Axial T2-weighted (A) and fluid attenuated inversion recovery (FLAIR) (B) images and a coronal FLAIR (C) image demonstrate high signal intensity (white arrow) in the right frontal lobe, suggesting focal cortical dysplasia. Axial FLAIR (D) and coronal T2-weighted (E) images show high signal intensity (white arrowheads) in the right precentral gyrus, suggesting a neuroepithelial tumor. An axial FLAIR image (F) shows high signal intensity (red arrow) in the right frontal lobe, suggesting cortical gliosis.

5. Analysis of seizure semiology

1) Seizure frequency and types

Based on the medical records, 39 patients had daily seizures, nine had weekly seizures, and eighth had monthly seizures. The average period of hospitalization for the 56 patients was approximately 2.6 days. The patients experienced 102 types of seizures in nine categories during hospitalization, and a total of 641 seizures were observed. About 1.8 types of seizures were observed per patient, and an average of 4.3 seizures were observed per day. Ten patients had nocturnal seizures, and none had clustering seizures.

2) Ictal onset zone and seizure semiology

Considering the division of the frontal lobe into the dorsolateral, mesial, and basal frontal lobes and further the subdivision of the dorsolateral cortex into the prefrontal, premotor, and central cortices, we classified the ictal onset zone observed for each patient (Table 3). The dorsolateral cortex was the most common (28/56, 50.0%) onset zone (premotor cortex: 19/56, 33.9%; central cortex: 4/56, 7.1%; and prefrontal cortex: 2/56, 3.6%). Eleven patients (19.6%) had seizures originating in the mesial frontal lobe. Six patients (10.7%) had diffuse frontal lobe seizure origins (in the dorsolateral and mesial frontal lobes).
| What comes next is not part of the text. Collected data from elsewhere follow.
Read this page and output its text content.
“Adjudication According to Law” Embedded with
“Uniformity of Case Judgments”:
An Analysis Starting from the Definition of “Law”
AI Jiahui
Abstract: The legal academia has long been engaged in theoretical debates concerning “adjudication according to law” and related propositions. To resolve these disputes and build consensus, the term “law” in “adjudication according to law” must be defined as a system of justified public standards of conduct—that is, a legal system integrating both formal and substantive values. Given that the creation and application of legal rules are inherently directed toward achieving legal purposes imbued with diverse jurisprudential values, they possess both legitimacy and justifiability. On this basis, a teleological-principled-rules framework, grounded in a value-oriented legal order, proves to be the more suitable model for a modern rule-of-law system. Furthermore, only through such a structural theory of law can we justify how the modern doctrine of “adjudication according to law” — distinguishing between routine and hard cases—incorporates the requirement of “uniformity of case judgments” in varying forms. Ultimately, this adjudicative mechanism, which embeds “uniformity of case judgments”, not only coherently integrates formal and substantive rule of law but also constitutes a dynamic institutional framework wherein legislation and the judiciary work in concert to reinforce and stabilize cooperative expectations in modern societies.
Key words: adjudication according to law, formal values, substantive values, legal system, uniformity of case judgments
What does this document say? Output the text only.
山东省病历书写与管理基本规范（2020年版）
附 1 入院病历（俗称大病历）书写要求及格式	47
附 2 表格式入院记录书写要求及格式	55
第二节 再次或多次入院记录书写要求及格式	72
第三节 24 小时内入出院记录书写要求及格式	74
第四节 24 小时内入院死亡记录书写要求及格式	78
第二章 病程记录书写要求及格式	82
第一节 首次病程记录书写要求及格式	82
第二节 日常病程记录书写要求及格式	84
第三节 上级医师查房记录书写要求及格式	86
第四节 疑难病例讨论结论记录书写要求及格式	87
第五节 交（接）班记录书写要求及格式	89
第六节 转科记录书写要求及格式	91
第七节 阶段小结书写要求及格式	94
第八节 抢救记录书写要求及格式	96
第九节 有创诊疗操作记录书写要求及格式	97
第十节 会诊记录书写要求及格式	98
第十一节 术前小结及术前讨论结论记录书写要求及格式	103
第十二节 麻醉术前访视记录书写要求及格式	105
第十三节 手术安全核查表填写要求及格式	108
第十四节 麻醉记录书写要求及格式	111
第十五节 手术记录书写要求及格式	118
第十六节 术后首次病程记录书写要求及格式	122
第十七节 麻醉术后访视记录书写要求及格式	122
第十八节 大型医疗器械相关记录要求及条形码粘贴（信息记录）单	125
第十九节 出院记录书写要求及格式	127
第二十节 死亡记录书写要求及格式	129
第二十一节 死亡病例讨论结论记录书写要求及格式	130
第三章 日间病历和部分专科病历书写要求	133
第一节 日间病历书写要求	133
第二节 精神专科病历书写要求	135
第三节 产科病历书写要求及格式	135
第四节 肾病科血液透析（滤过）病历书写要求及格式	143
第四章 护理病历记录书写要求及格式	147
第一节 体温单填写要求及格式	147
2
Anatomic location of the representative ictal onset zone for each patient based on EEG changes

The ictal onset zones of the 102 types of seizures were also analyzed based on the four types of semiology commonly observed based on ictal EEG (Table 4). Focal tonic seizures commonly originated in the premotor cortex (6/28 patients). In addition, mesial frontal cortex (5/28) and diffuse/non-localized onset (4/28) were frequently observed. When focal clonic seizures occurred (n=13), the EEG changes were diffuse/non-localized in six patients and localized to the premotor area in three patients. Hypermotor seizures (n=17) were accompanied by EEG changes in the prefrontal cortex (4/17) and premotor cortex (3/17). Although auras revealed no EEG changes in most cases (8/21), psychic auras often showed EEG changes. The ictal onset zone for psychic auras was the prefrontal cortex in one case, the premotor cortex in two cases, the mesial frontal lobe in three cases, and an undetermined location in one case; there was no change in two cases.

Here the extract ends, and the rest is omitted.